Let me give a few examples:

Example: Low bytes of the addresses of all 25 screen rows

$0900 00 28 50 78 A0 C8 F0 18 40 68 90 B8 E0 08 30 58 80 A8 D0 F8 20 48 70 98 C0

Guess what -e $0900 25 40 1 does?

$0900 00 00 00 00 00 00 00 00 00 00 00 00 00 00 00 00 00 00 00 00 00 00 00 00 00

This of course helps alot.

Example: Linear sequence with an outlier. This demonstrates that if there are 2 similar sequences directly after another or a few outliers within a larger sequence you can still use a single hint.

$0A00 00 01 02 03 04 05 06 07 10 09 0A 0B 0C 0D 0E 0F 11 12 13 14 15

-e $0a00 21 1 1 creates the following result:

$0A00 00 00 00 00 00 00 00 00 08 00 00 00 00 00 00 00 01 01 01 01 01

Example: Speedcode (STA $0400, X to STA $0700, X)

$0B00 9d 00 04 9d 00 05 9d 00 06 9d 00 07

-e $0B02 4 1 3 results in:

$0B00 9d 00 04 9d 00 04 9d 00 04 9d 00 04

Even as only 3 bytes actually got changed the better compression is likely to outweigh the costs of the additional hint. (3 plain bytes and then a repetition of the previous 3 byts for 9 bytes instead of 6 plain bytes plus 3 repetitions of 2 bytes each).

$0C00 00 01 02 03 04 05

This is unlikely to benefit from arithmetical hints. Bytes in sequence with similar values are already handled acceptably well by the LZMA-like compressor (e.g. without taking the decompressor into account the byte sequence 00 01 02 03 ... FE FF (256 bytes) gets shrunk by 20% - not much but better than what all existing C64 packers I am aware of can do about it).

The options for "arith hints from program" were meant for such hints to be automatically generated by an assembler.
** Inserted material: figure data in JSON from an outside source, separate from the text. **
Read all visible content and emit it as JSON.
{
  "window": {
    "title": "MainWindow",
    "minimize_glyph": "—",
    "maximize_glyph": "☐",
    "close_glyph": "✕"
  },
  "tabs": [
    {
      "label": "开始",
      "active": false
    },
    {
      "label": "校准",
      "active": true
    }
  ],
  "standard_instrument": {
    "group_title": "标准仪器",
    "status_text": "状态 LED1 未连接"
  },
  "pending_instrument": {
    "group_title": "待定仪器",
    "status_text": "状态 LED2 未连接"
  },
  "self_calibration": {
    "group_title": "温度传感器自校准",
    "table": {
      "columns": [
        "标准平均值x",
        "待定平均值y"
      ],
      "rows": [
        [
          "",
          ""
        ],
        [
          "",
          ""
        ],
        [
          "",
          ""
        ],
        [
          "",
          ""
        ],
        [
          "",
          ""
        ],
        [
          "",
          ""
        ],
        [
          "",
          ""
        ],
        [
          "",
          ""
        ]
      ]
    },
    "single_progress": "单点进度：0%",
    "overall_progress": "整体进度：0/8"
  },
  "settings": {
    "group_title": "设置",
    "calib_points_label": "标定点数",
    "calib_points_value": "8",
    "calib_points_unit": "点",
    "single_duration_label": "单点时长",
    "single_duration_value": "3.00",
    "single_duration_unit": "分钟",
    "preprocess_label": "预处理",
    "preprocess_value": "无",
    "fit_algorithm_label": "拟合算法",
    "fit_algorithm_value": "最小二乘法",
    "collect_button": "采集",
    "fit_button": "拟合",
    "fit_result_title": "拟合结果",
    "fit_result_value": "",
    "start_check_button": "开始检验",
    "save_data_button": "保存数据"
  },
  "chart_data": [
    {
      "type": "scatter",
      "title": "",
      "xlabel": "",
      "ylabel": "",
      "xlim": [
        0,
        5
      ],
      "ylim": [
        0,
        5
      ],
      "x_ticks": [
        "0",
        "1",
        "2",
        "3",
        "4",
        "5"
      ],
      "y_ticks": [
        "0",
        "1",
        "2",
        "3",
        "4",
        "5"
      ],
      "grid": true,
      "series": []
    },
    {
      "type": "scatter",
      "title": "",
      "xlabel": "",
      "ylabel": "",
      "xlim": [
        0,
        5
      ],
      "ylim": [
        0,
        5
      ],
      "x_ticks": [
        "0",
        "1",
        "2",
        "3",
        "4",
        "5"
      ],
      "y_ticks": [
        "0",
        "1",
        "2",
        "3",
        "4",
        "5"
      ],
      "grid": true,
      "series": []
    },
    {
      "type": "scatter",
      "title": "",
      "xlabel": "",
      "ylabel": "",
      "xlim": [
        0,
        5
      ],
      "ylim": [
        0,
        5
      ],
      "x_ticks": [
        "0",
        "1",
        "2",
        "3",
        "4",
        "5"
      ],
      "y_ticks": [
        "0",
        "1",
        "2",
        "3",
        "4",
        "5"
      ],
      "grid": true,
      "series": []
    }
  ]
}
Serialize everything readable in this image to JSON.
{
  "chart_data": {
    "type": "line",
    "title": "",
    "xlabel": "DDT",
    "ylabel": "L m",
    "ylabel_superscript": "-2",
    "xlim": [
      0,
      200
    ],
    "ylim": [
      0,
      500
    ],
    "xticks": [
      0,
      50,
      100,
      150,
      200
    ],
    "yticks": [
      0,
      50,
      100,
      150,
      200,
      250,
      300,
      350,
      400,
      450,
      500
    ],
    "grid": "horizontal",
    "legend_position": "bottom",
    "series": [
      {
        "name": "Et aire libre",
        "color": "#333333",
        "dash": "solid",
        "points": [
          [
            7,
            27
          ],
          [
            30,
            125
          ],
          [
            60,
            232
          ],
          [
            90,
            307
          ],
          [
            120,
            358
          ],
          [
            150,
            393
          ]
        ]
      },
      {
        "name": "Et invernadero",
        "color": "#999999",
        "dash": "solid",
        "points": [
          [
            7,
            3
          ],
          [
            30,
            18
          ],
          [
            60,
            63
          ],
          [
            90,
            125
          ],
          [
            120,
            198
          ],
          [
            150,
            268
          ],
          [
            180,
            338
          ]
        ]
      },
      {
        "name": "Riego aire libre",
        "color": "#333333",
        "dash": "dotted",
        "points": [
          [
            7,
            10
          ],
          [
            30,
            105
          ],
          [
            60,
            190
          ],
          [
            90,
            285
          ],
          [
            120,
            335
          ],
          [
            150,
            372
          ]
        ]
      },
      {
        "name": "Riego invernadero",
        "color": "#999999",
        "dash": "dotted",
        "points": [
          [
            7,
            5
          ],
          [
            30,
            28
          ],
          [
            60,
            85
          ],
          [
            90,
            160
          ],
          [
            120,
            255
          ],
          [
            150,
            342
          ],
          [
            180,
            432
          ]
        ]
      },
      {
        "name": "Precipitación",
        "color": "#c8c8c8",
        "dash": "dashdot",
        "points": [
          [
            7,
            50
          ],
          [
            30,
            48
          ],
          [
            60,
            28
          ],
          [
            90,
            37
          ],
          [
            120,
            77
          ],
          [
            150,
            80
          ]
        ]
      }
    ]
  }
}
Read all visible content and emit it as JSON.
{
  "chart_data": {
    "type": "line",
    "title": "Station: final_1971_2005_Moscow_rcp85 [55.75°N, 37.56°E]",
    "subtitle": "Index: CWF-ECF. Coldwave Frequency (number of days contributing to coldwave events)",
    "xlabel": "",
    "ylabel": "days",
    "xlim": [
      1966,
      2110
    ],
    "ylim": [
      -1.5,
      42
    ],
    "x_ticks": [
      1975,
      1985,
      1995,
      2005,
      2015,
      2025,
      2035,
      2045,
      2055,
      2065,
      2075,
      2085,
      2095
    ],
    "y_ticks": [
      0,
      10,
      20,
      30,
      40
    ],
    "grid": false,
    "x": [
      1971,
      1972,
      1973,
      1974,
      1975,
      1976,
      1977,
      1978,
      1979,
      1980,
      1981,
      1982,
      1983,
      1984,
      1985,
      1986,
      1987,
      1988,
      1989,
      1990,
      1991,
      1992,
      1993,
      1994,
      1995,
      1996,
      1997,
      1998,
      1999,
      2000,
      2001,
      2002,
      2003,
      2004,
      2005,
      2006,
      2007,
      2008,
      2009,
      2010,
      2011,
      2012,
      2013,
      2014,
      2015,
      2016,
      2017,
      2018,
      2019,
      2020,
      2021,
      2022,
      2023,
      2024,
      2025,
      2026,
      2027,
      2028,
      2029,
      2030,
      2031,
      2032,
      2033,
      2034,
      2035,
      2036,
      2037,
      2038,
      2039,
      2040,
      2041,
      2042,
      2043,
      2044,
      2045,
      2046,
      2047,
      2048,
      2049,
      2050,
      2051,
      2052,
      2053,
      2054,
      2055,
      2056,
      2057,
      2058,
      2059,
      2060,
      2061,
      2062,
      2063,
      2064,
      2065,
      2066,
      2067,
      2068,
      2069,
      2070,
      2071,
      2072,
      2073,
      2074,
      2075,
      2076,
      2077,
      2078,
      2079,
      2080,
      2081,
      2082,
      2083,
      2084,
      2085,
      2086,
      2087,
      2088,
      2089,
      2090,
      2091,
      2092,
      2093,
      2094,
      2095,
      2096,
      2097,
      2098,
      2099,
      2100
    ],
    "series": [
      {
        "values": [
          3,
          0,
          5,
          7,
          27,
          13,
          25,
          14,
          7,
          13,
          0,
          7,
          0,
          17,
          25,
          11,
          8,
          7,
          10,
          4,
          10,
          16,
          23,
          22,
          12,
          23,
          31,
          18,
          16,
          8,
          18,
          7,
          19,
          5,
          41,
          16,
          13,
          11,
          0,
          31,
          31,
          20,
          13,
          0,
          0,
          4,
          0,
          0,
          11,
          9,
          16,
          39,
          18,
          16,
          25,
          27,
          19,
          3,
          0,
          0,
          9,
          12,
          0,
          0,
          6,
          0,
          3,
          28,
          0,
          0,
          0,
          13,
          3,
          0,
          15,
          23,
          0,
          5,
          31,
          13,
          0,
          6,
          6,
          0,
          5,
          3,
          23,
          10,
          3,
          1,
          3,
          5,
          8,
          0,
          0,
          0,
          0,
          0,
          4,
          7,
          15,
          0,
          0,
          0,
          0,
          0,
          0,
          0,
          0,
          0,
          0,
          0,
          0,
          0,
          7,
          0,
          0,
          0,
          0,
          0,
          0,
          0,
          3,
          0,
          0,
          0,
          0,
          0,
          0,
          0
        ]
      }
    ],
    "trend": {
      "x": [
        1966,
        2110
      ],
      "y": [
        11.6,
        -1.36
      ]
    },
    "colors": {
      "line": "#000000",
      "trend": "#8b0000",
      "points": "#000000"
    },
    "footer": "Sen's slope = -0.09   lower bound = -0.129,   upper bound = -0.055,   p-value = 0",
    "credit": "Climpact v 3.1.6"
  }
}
I don't remember the precise syntax and don't know where the source code is, unfortunately :(

Credits to iAN CooG for the jsr $fd50/jsr $fd15
Summary
Submitted by Akira on 14 April 2009
ALZ64 - high efficiency executable packer for C64

Usage: ALZ64 [options] inputprg packedprg [decompressor starter]

Options:
-s Parse & remove BASIC SYS starter from program
-e addr Load program as is and enter at that location
-1 value Set state of $1 after program has finished (default is $30)
-a Use arith hints from program
-as Strip arith hints from program
-f addr size
Preprocess that code area
-h addr count step dist
Gives an arithmetical hint manually (can be specified multiple times)

Addresses and sizes can be given either decimal or hex with preciding $.